Problem: Burst Balloons

def maxCoins(nums):
    nums = [1] + nums + [1]
    n = len(nums)
    dp = [[0]*n for _ in range(n)]
    for length in range(2, n):
        for left in range(0, n-length):
            right = left + length
            for k in range(left+1, right):
                dp[left][right] = max(
                    dp[left][right],
                    nums[left]*nums[k]*nums[right] + dp[left][k] + dp[k][right]
                )
    return dp[0][n-1]

Key insight: think of k as the last balloon burst in (left, right), not the first.

Session B — Graph Hard

Problem: Word Ladder II (All Shortest Paths)

Strategy: BFS to find shortest path length + build parent map. Then DFS from end to start to reconstruct all paths.

from collections import defaultdict, deque

def findLadders(beginWord, endWord, wordList):
    wordSet = set(wordList)
    if endWord not in wordSet: return []
    parents = defaultdict(set)
    layer = {beginWord}
    found = False
    while layer and not found:
        wordSet -= layer
        next_layer = set()
        for word in layer:
            for i in range(len(word)):
                for c in 'abcdefghijklmnopqrstuvwxyz':
                    nw = word[:i] + c + word[i+1:]
                    if nw in wordSet:
                        next_layer.add(nw)
                        parents[nw].add(word)
                        if nw == endWord: found = True
        layer = next_layer
    if not found: return []
    res = []
    def dfs(word, path):
        if word == beginWord:
            res.append(path[::-1])
            return
        for parent in parents[word]:
            dfs(parent, path + [parent])
    dfs(endWord, [endWord])
    return res

The Stuck-Recovery Protocol

If you're completely blocked after 10 minutes:

Say it out loud: "I'm thinking about this from a DP angle but I'm not sure about the state definition..."
Ask for a hint direction: In a real interview, it's okay to say "Would it help to think about this as an interval problem?"
Reduce the problem: "What if I only had 3 elements? What would the answer be?"
Code brute force: Always worth coding O(2^n) or O(n²) — partial credit is real, and it often reveals the structure.

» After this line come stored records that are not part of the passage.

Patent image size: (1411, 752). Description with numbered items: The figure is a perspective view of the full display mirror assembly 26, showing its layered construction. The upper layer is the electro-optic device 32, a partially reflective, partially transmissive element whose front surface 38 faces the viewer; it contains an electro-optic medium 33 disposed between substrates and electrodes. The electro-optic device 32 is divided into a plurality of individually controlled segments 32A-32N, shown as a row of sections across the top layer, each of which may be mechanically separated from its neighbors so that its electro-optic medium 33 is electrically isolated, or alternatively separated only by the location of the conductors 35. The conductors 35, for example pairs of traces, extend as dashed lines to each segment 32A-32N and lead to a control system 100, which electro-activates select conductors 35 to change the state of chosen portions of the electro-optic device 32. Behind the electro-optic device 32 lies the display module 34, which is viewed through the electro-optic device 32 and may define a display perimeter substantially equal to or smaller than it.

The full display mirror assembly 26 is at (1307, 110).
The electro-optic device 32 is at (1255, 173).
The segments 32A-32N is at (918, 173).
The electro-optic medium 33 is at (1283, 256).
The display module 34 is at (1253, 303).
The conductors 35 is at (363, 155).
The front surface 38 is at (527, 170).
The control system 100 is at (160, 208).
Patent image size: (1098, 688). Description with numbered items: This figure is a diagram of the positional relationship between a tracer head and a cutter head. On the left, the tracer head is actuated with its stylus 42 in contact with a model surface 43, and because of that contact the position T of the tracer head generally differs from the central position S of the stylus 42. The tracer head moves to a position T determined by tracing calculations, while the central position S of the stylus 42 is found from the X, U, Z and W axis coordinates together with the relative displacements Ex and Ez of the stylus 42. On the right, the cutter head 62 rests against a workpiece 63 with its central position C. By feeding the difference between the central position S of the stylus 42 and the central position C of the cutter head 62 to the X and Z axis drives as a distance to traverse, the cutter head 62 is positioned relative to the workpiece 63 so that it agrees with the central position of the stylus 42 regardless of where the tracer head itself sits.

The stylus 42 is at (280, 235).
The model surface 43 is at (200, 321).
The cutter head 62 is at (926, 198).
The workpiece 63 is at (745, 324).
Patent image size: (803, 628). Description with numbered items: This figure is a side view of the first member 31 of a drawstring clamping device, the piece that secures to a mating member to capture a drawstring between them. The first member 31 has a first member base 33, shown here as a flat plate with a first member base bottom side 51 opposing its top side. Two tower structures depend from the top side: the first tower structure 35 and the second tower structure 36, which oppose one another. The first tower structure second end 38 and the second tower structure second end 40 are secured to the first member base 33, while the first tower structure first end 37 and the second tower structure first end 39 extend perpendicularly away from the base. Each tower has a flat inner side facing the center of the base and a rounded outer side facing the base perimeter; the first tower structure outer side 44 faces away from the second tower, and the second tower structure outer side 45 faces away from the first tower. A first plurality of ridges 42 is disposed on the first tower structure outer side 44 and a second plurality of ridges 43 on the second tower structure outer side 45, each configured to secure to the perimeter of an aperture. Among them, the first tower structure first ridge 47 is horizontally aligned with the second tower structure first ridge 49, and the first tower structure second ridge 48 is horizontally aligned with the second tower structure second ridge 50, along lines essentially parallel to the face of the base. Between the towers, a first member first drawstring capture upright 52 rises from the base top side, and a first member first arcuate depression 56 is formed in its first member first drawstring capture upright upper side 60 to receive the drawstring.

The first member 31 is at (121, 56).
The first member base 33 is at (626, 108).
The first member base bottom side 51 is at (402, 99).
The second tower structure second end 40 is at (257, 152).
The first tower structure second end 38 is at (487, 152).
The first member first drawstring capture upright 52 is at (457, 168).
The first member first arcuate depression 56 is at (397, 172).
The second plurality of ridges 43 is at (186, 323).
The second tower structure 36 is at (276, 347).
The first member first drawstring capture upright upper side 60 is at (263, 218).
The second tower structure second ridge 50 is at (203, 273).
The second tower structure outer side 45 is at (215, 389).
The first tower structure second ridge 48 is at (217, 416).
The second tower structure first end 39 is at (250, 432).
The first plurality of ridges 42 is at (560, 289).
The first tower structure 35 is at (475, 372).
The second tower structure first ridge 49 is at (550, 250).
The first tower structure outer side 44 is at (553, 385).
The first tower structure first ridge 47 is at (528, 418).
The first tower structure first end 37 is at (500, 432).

Hard Problem Patterns Cheatsheet

Signal	Pattern
"All combinations"	Backtracking
"Minimum cost / maximum profit"	DP
"Shortest path"	BFS / Dijkstra
"Intervals, merging, overlapping"	Interval DP or sweep
"Parentheses, nesting"	Stack
"Subarray, contiguous"	Sliding window or Kadane
"Kth largest/smallest"	Heap or quickselect
"In a sorted array"	Binary search